If you get clearance, what to check on the sheet itself
Assuming your doctor gives the go-ahead, the same baseline safety checks apply to you as to anyone else. Test the outlet with a cheap plug-in outlet tester to confirm it’s actually grounded, not just fitted with a three-prong socket. Inspect the cord for cracks or fraying before every use. And keep the sheet’s grounding cord itself away from any external monitoring leads or cables connected directly to your device, to avoid any accidental cross-connection. None of this is specific to pacemakers, it’s just good practice, but it matters more when you’re being careful on purpose.
| Situation | What to do |
|---|---|
| You have a pacemaker or ICD | Get clearance from your cardiologist or device manufacturer before use |
| You’re on blood thinners or other medication | See our Grounding Sheets and Medication: Precautions guide and ask your prescriber |
| You’re pregnant | See our Grounding Sheets During Pregnancy: What to Know guide and ask your OB |
| No implanted devices, no relevant conditions | Test your outlet, inspect the cord, and you’re likely fine to try it |
Is this the same caution list as for other conditions?
Pretty much. We give the same “ask first” answer for Grounding Sheets During Pregnancy: What to Know and for anyone on medications that affect heart rhythm or nerve conduction, covered in our Grounding Sheets and Medication: Precautions page. If you’re generally trying to figure out whether grounding sheets are safe at all, our Are Grounding Sheets Safe? Risks, Side Effects & Who Should Ask a Doctor guide walks through the full picture, electrical risk, side effects, and who should be cautious, in one place. And if what’s actually worrying you is the cord and outlet mechanics rather than your heart specifically, Can a Grounding Sheet Shock You? covers that ground separately.
Our take
We’re not doctors, and we’re not going to pretend a blog post can weigh your specific device model, your rhythm history and your cardiologist’s judgment. What we can say plainly: the research on grounding is thin even for healthy adults, it’s essentially nonexistent for pacemaker patients, and a five-minute call to your device manufacturer costs you nothing. If you get the green light, a grounding sheet is a low-current, low-drama product, connected to ground, not to live power, and the same outlet-testing habits that protect anyone apply to you too.

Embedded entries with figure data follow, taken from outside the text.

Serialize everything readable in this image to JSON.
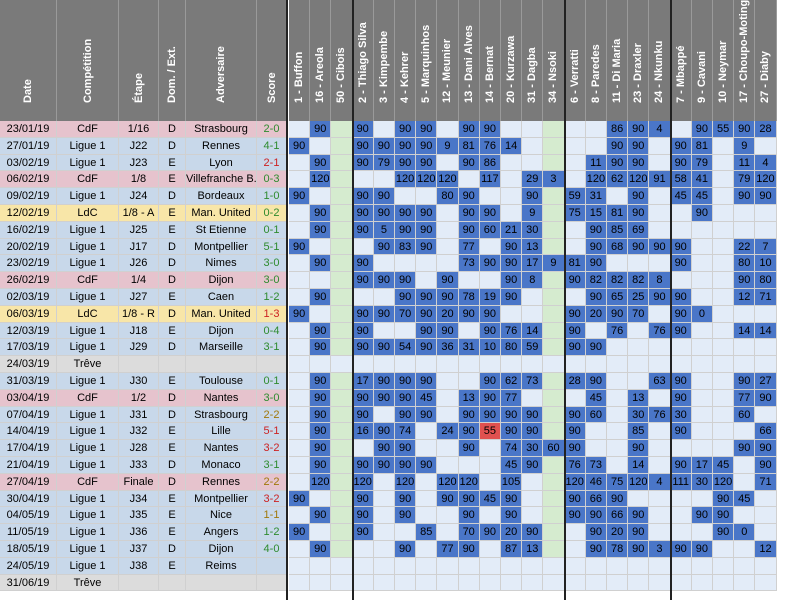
{
  "headers": {
    "info": [
      "Date",
      "Compétition",
      "Étape",
      "Dom. / Ext.",
      "Adversaire",
      "Score"
    ],
    "players": [
      "1 - Buffon",
      "16 - Areola",
      "50 - Cibois",
      "2 - Thiago Silva",
      "3 - Kimpembe",
      "4 - Kehrer",
      "5 - Marquinhos",
      "12 - Meunier",
      "13 - Dani Alves",
      "14 - Bernat",
      "20 - Kurzawa",
      "31 - Dagba",
      "34 - Nsoki",
      "6 - Verratti",
      "8 - Paredes",
      "11 - Di Maria",
      "23 - Draxler",
      "24 - Nkunku",
      "7 - Mbappé",
      "9 - Cavani",
      "10 - Neymar",
      "17 - Choupo-Moting",
      "27 - Diaby"
    ]
  },
  "rows": [
    {
      "date": "23/01/19",
      "comp": "CdF",
      "stage": "1/16",
      "venue": "D",
      "opp": "Strasbourg",
      "score": "2-0",
      "res": "W",
      "min": [
        "",
        "90",
        "",
        "90",
        "",
        "90",
        "90",
        "",
        "90",
        "90",
        "",
        "",
        "",
        "",
        "",
        "86",
        "90",
        "4",
        "",
        "90",
        "55",
        "90",
        "28"
      ]
    },
    {
      "date": "27/01/19",
      "comp": "Ligue 1",
      "stage": "J22",
      "venue": "D",
      "opp": "Rennes",
      "score": "4-1",
      "res": "W",
      "min": [
        "90",
        "",
        "",
        "90",
        "90",
        "90",
        "90",
        "9",
        "81",
        "76",
        "14",
        "",
        "",
        "",
        "",
        "90",
        "90",
        "",
        "90",
        "81",
        "",
        "9",
        ""
      ]
    },
    {
      "date": "03/02/19",
      "comp": "Ligue 1",
      "stage": "J23",
      "venue": "E",
      "opp": "Lyon",
      "score": "2-1",
      "res": "L",
      "min": [
        "",
        "90",
        "",
        "90",
        "79",
        "90",
        "90",
        "",
        "90",
        "86",
        "",
        "",
        "",
        "",
        "11",
        "90",
        "90",
        "",
        "90",
        "79",
        "",
        "11",
        "4"
      ]
    },
    {
      "date": "06/02/19",
      "comp": "CdF",
      "stage": "1/8",
      "venue": "E",
      "opp": "Villefranche B.",
      "score": "0-3",
      "res": "W",
      "min": [
        "",
        "120",
        "",
        "",
        "",
        "120",
        "120",
        "120",
        "",
        "117",
        "",
        "29",
        "3",
        "",
        "120",
        "62",
        "120",
        "91",
        "58",
        "41",
        "",
        "79",
        "120"
      ]
    },
    {
      "date": "09/02/19",
      "comp": "Ligue 1",
      "stage": "J24",
      "venue": "D",
      "opp": "Bordeaux",
      "score": "1-0",
      "res": "W",
      "min": [
        "90",
        "",
        "",
        "90",
        "90",
        "",
        "",
        "80",
        "90",
        "",
        "",
        "90",
        "",
        "59",
        "31",
        "",
        "90",
        "",
        "45",
        "45",
        "",
        "90",
        "90"
      ]
    },
    {
      "date": "12/02/19",
      "comp": "LdC",
      "stage": "1/8 - A",
      "venue": "E",
      "opp": "Man. United",
      "score": "0-2",
      "res": "W",
      "min": [
        "",
        "90",
        "",
        "90",
        "90",
        "90",
        "90",
        "",
        "90",
        "90",
        "",
        "9",
        "",
        "75",
        "15",
        "81",
        "90",
        "",
        "",
        "90",
        "",
        "",
        ""
      ]
    },
    {
      "date": "16/02/19",
      "comp": "Ligue 1",
      "stage": "J25",
      "venue": "E",
      "opp": "St Etienne",
      "score": "0-1",
      "res": "W",
      "min": [
        "",
        "90",
        "",
        "90",
        "5",
        "90",
        "90",
        "",
        "90",
        "60",
        "21",
        "30",
        "",
        "",
        "90",
        "85",
        "69",
        "",
        "",
        "",
        "",
        "",
        ""
      ]
    },
    {
      "date": "20/02/19",
      "comp": "Ligue 1",
      "stage": "J17",
      "venue": "D",
      "opp": "Montpellier",
      "score": "5-1",
      "res": "W",
      "min": [
        "90",
        "",
        "",
        "",
        "90",
        "83",
        "90",
        "",
        "77",
        "",
        "90",
        "13",
        "",
        "",
        "90",
        "68",
        "90",
        "90",
        "90",
        "",
        "",
        "22",
        "7"
      ]
    },
    {
      "date": "23/02/19",
      "comp": "Ligue 1",
      "stage": "J26",
      "venue": "D",
      "opp": "Nimes",
      "score": "3-0",
      "res": "W",
      "min": [
        "",
        "90",
        "",
        "90",
        "",
        "",
        "",
        "",
        "73",
        "90",
        "90",
        "17",
        "9",
        "81",
        "90",
        "",
        "",
        "",
        "90",
        "",
        "",
        "80",
        "10"
      ]
    },
    {
      "date": "26/02/19",
      "comp": "CdF",
      "stage": "1/4",
      "venue": "D",
      "opp": "Dijon",
      "score": "3-0",
      "res": "W",
      "min": [
        "",
        "",
        "",
        "90",
        "90",
        "90",
        "",
        "90",
        "",
        "",
        "90",
        "8",
        "",
        "90",
        "82",
        "82",
        "82",
        "8",
        "",
        "",
        "",
        "90",
        "80"
      ]
    },
    {
      "date": "02/03/19",
      "comp": "Ligue 1",
      "stage": "J27",
      "venue": "E",
      "opp": "Caen",
      "score": "1-2",
      "res": "W",
      "min": [
        "",
        "90",
        "",
        "",
        "",
        "90",
        "90",
        "90",
        "78",
        "19",
        "90",
        "",
        "",
        "",
        "90",
        "65",
        "25",
        "90",
        "90",
        "",
        "",
        "12",
        "71"
      ]
    },
    {
      "date": "06/03/19",
      "comp": "LdC",
      "stage": "1/8 - R",
      "venue": "D",
      "opp": "Man. United",
      "score": "1-3",
      "res": "L",
      "min": [
        "90",
        "",
        "",
        "90",
        "90",
        "70",
        "90",
        "20",
        "90",
        "90",
        "",
        "",
        "",
        "90",
        "20",
        "90",
        "70",
        "",
        "90",
        "0",
        "",
        "",
        ""
      ]
    },
    {
      "date": "12/03/19",
      "comp": "Ligue 1",
      "stage": "J18",
      "venue": "E",
      "opp": "Dijon",
      "score": "0-4",
      "res": "W",
      "min": [
        "",
        "90",
        "",
        "90",
        "",
        "",
        "90",
        "90",
        "",
        "90",
        "76",
        "14",
        "",
        "90",
        "",
        "76",
        "",
        "76",
        "90",
        "",
        "",
        "14",
        "14"
      ]
    },
    {
      "date": "17/03/19",
      "comp": "Ligue 1",
      "stage": "J29",
      "venue": "D",
      "opp": "Marseille",
      "score": "3-1",
      "res": "W",
      "min": [
        "",
        "90",
        "",
        "90",
        "90",
        "54",
        "90",
        "36",
        "31",
        "10",
        "80",
        "59",
        "",
        "90",
        "90",
        "",
        "",
        "",
        "",
        "",
        "",
        "",
        ""
      ]
    },
    {
      "date": "24/03/19",
      "comp": "Trêve",
      "stage": "",
      "venue": "",
      "opp": "",
      "score": "",
      "res": "",
      "min": [
        "",
        "",
        "",
        "",
        "",
        "",
        "",
        "",
        "",
        "",
        "",
        "",
        "",
        "",
        "",
        "",
        "",
        "",
        "",
        "",
        "",
        "",
        ""
      ]
    },
    {
      "date": "31/03/19",
      "comp": "Ligue 1",
      "stage": "J30",
      "venue": "E",
      "opp": "Toulouse",
      "score": "0-1",
      "res": "W",
      "min": [
        "",
        "90",
        "",
        "17",
        "90",
        "90",
        "90",
        "",
        "",
        "90",
        "62",
        "73",
        "",
        "28",
        "90",
        "",
        "",
        "63",
        "90",
        "",
        "",
        "90",
        "27"
      ]
    },
    {
      "date": "03/04/19",
      "comp": "CdF",
      "stage": "1/2",
      "venue": "D",
      "opp": "Nantes",
      "score": "3-0",
      "res": "W",
      "min": [
        "",
        "90",
        "",
        "90",
        "90",
        "90",
        "45",
        "",
        "13",
        "90",
        "77",
        "",
        "",
        "",
        "45",
        "",
        "13",
        "",
        "90",
        "",
        "",
        "77",
        "90"
      ]
    },
    {
      "date": "07/04/19",
      "comp": "Ligue 1",
      "stage": "J31",
      "venue": "D",
      "opp": "Strasbourg",
      "score": "2-2",
      "res": "D",
      "min": [
        "",
        "90",
        "",
        "90",
        "",
        "90",
        "90",
        "",
        "90",
        "90",
        "90",
        "90",
        "",
        "90",
        "60",
        "",
        "30",
        "76",
        "30",
        "",
        "",
        "60",
        ""
      ]
    },
    {
      "date": "14/04/19",
      "comp": "Ligue 1",
      "stage": "J32",
      "venue": "E",
      "opp": "Lille",
      "score": "5-1",
      "res": "L",
      "min": [
        "",
        "90",
        "",
        "16",
        "90",
        "74",
        "",
        "24",
        "90",
        "55",
        "90",
        "90",
        "",
        "90",
        "",
        "",
        "85",
        "",
        "90",
        "",
        "",
        "",
        "66"
      ]
    },
    {
      "date": "17/04/19",
      "comp": "Ligue 1",
      "stage": "J28",
      "venue": "E",
      "opp": "Nantes",
      "score": "3-2",
      "res": "L",
      "min": [
        "",
        "90",
        "",
        "",
        "90",
        "90",
        "",
        "",
        "90",
        "",
        "74",
        "30",
        "60",
        "90",
        "",
        "",
        "90",
        "",
        "",
        "",
        "",
        "90",
        "90"
      ]
    },
    {
      "date": "21/04/19",
      "comp": "Ligue 1",
      "stage": "J33",
      "venue": "D",
      "opp": "Monaco",
      "score": "3-1",
      "res": "W",
      "min": [
        "",
        "90",
        "",
        "90",
        "90",
        "90",
        "90",
        "",
        "",
        "",
        "45",
        "90",
        "",
        "76",
        "73",
        "",
        "14",
        "",
        "90",
        "17",
        "45",
        "",
        "90"
      ]
    },
    {
      "date": "27/04/19",
      "comp": "CdF",
      "stage": "Finale",
      "venue": "D",
      "opp": "Rennes",
      "score": "2-2",
      "res": "D",
      "min": [
        "",
        "120",
        "",
        "120",
        "",
        "120",
        "",
        "120",
        "120",
        "",
        "105",
        "",
        "",
        "120",
        "46",
        "75",
        "120",
        "4",
        "111",
        "30",
        "120",
        "",
        "71"
      ]
    },
    {
      "date": "30/04/19",
      "comp": "Ligue 1",
      "stage": "J34",
      "venue": "E",
      "opp": "Montpellier",
      "score": "3-2",
      "res": "L",
      "min": [
        "90",
        "",
        "",
        "90",
        "",
        "90",
        "",
        "90",
        "90",
        "45",
        "90",
        "",
        "",
        "90",
        "66",
        "90",
        "",
        "",
        "",
        "",
        "90",
        "45",
        ""
      ]
    },
    {
      "date": "04/05/19",
      "comp": "Ligue 1",
      "stage": "J35",
      "venue": "E",
      "opp": "Nice",
      "score": "1-1",
      "res": "D",
      "min": [
        "",
        "90",
        "",
        "90",
        "",
        "90",
        "",
        "",
        "90",
        "",
        "90",
        "",
        "",
        "90",
        "90",
        "66",
        "90",
        "",
        "",
        "90",
        "90",
        "",
        ""
      ]
    },
    {
      "date": "11/05/19",
      "comp": "Ligue 1",
      "stage": "J36",
      "venue": "E",
      "opp": "Angers",
      "score": "1-2",
      "res": "W",
      "min": [
        "90",
        "",
        "",
        "90",
        "",
        "",
        "85",
        "",
        "70",
        "90",
        "20",
        "90",
        "",
        "",
        "90",
        "20",
        "90",
        "",
        "",
        "",
        "90",
        "0",
        ""
      ]
    },
    {
      "date": "18/05/19",
      "comp": "Ligue 1",
      "stage": "J37",
      "venue": "D",
      "opp": "Dijon",
      "score": "4-0",
      "res": "W",
      "min": [
        "",
        "90",
        "",
        "",
        "",
        "90",
        "",
        "77",
        "90",
        "",
        "87",
        "13",
        "",
        "",
        "90",
        "78",
        "90",
        "3",
        "90",
        "90",
        "",
        "",
        "12"
      ]
    },
    {
      "date": "24/05/19",
      "comp": "Ligue 1",
      "stage": "J38",
      "venue": "E",
      "opp": "Reims",
      "score": "",
      "res": "",
      "min": [
        "",
        "",
        "",
        "",
        "",
        "",
        "",
        "",
        "",
        "",
        "",
        "",
        "",
        "",
        "",
        "",
        "",
        "",
        "",
        "",
        "",
        "",
        ""
      ]
    },
    {
      "date": "31/06/19",
      "comp": "Trêve",
      "stage": "",
      "venue": "",
      "opp": "",
      "score": "",
      "res": "",
      "min": [
        "",
        "",
        "",
        "",
        "",
        "",
        "",
        "",
        "",
        "",
        "",
        "",
        "",
        "",
        "",
        "",
        "",
        "",
        "",
        "",
        "",
        "",
        ""
      ]
    }
  ],
  "colors": {
    "header": "#7a7a7a",
    "cdf": "#e6c3cd",
    "ligue1": "#c8d8ea",
    "ldc": "#f8e6a8",
    "treve": "#dcdcdc",
    "played": "#4a76c8",
    "unused": "#e3ecf8",
    "absent": "#d5ebcf",
    "injured": "#e0514f",
    "suspended": "#fbe5ae",
    "win": "#2e8b2e",
    "loss": "#cc2222",
    "draw": "#a07808"
  }
}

Frequently asked questions
Can I use a grounding sheet if I have a pacemaker?
Only after checking with your cardiologist or the device manufacturer. There’s no research specifically on pacemakers and grounding sheets, so clearance should come from someone who knows your device and history, not from a product website.
Has anyone studied grounding sheets in people with implanted heart devices?
Not that we’re aware of. The existing small studies on grounding, sleep and blood markers were done in general adult volunteers, without a pacemaker-specific arm.
Is a grounding sheet the same risk as an electric blanket for pacemaker patients?
Not quite the same mechanism. An electric blanket draws current to generate heat, while a grounding sheet connects you to the earth-ground path with essentially no current flowing under normal conditions. Both are still worth clearing with your doctor if you have an implanted device, since neither is well studied in that group.
What should I bring to the conversation with my doctor?
The product’s spec sheet if you have one, especially the cord’s current-limiting resistor value, and your device model number so your cardiologist or the manufacturer’s support line can give a specific answer rather than a generic one.
If I don’t have a pacemaker, do I still need to worry about this?
No. This caution is specific to implanted cardiac devices. If that doesn’t apply to you, the more relevant safety steps are testing your outlet and inspecting your cord, covered in our Are Grounding Sheets Safe? Risks, Side Effects & Who Should Ask a Doctor guide.